Rispetto all’emigrazione degli anni ’60 del XX secolo composta da bassa qualifica e istruzione, quella a cui si sta assistendo, al contrario è di giovani professionisti qualificati con titoli di studio universitari ed oltre, che vanno a valorizzare e ringiovanire il Nord Italia o l’estero. I numeri diffusi dalla “Svimez” sono crudeli e spietati e lanciano l’allarme su un’area geografica a rischio spopolamento e estinzione. Negli ultimi vent’anni, infatti, ben 2,5 milioni di persone hanno lasciato il Meridione, perdendo, al netto dei rientri, ben 1,1 milioni di residenti. L’esodo ha interessato soprattutto giovani under 35, disegnando uno scenario quasi apocalittico. Il futuro non sembra promettere nulla di positivo, anzi. Le previsioni tendenziali, infatti, indicano che al 2080 possa verificarsi un ammanco di oltre 8 milioni di residenti, pari a più o meno i 2/3 del calo nazionale previsto, equivalente a meno 13 milioni.
La popolazione meridionale che oggi rappresenta il 33,8% di quella nazionale, diminuirà al 25,8% nel 2080. E’ naturale pensare che il Meridione sarà il territorio nazionale con l’età più avanzata, con un’età media di 51,9 anni, superiore di quasi il 2% rispetto a quella del Nord e del Centro. Proprio un’accattivante prospettiva: Sud più vecchio e più povero, per il fatto che le menti più brillanti sono costrette a spostarsi altrove! Una prima interpretazione d’acchito del fenomeno non può non trovare le cause nella mancanza di lavoro e nella ricerca di retribuzioni adeguate ai titoli di studio. Ebbene, anche i numeri confermano questa impressione. Secondo gli ultimi dati Istat (Istituto nazionale di statistica), l’occupazione è cresciuta anche a Sud.

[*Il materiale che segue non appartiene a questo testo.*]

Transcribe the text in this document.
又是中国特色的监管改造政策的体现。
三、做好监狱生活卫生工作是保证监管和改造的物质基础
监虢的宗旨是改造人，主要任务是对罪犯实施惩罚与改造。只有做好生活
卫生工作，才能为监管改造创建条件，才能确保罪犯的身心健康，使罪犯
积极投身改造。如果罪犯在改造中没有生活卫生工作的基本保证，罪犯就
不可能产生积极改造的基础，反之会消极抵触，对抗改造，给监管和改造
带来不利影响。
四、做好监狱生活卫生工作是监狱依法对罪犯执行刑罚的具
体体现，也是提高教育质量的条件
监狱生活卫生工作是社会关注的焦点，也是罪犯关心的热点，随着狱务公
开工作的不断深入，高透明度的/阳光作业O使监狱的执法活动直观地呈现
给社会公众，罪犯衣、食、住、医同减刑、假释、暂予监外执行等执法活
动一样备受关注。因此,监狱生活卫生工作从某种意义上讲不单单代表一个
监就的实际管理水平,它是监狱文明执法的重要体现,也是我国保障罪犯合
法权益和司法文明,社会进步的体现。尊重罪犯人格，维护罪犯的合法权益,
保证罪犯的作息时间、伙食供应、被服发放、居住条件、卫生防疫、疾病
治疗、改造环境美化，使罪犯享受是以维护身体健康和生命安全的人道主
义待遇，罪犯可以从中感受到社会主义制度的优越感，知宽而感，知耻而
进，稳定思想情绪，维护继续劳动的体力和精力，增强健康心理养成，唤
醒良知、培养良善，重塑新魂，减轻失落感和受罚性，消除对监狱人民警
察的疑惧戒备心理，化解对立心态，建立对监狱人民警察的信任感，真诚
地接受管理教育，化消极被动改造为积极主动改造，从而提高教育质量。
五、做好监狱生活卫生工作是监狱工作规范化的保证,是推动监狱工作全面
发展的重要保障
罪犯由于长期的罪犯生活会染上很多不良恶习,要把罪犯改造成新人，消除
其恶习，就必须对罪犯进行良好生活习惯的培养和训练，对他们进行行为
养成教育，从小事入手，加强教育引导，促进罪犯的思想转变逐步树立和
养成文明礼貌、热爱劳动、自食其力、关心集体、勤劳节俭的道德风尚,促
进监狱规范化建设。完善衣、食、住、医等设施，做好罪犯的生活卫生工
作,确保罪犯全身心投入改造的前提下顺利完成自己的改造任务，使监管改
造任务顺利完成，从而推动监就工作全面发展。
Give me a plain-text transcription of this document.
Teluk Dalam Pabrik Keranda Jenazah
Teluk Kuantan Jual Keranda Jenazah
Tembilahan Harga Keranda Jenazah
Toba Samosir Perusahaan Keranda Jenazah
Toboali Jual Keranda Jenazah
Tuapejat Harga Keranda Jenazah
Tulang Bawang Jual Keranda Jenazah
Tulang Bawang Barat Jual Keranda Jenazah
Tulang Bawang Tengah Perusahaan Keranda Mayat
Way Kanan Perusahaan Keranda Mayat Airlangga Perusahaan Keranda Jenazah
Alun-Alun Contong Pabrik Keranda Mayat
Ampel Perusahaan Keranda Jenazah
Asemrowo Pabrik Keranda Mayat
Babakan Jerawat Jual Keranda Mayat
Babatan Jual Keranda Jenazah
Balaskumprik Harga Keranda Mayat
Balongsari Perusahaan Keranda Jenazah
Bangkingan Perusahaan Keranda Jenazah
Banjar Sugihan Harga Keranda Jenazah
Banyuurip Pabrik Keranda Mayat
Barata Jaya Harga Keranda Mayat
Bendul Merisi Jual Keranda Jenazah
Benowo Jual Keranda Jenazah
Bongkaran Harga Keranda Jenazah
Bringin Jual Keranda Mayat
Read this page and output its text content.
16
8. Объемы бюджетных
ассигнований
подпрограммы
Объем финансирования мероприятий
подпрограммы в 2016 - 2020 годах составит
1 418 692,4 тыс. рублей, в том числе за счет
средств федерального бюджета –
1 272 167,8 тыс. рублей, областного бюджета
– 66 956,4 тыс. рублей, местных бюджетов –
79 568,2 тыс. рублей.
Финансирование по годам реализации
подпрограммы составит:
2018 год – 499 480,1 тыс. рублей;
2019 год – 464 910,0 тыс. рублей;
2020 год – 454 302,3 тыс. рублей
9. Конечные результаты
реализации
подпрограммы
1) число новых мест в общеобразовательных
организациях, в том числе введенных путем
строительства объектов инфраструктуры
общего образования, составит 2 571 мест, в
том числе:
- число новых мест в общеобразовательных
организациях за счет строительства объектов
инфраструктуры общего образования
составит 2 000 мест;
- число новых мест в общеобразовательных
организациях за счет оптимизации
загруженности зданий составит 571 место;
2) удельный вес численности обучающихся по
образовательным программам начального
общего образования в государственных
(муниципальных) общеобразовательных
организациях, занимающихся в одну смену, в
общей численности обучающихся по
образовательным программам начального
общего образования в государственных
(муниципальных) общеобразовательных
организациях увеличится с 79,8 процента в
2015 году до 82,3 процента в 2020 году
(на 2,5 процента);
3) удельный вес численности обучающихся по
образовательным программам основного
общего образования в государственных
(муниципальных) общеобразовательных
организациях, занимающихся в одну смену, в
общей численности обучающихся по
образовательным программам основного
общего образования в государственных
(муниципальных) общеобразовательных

Ma confrontando quelli relativi al lavoro precario tra Nord, Centro e Sud emerge la fragilità del mercato del lavoro meridionale che versa in stato comatoso o quasi. Circa 4 lavoratori su 10, pari al 22,9% hanno un contratto a termine, mentre la quota al Centro-Nord è del 14%. Inoltre, il lavoratori a termine da almeno cinque anni al Sud sono il 23%, l’8,4% al Centro-Nord. Così come, negli ultimi due anni, la quota involontaria dei contratti part time è diminuita su tutto il territorio nazionale. Tuttavia, il divario Nord-Sud è ancora molto forte: ben il 75,1% dei rapporti di lavoro part time al Sud sono involontari, al Centro-Nord, invece, il 49,4%.
Per la cronaca, il part time involontario è la percentuale di occupati che dichiarano di svolgere un lavoro a tempo parziale perché non ne hanno trovato uno a tempo pieno sul totale degli occupati. Ora questa situazione non è frutto del destino cinico e baro che ha preso di mira le popolazioni meridionali. E’ un problema che parte da lontano e che nessuna classe politica, seppur dopo vari e infruttuosi tentativi, è riuscita a risolvere. Mancano serie investimenti pubblici nel lungo periodo e, soprattutto una vera volontà di sconfiggere le varie organizzazioni mafiose, che depauperano il Sud e incrementano la “Borsa” al Nord.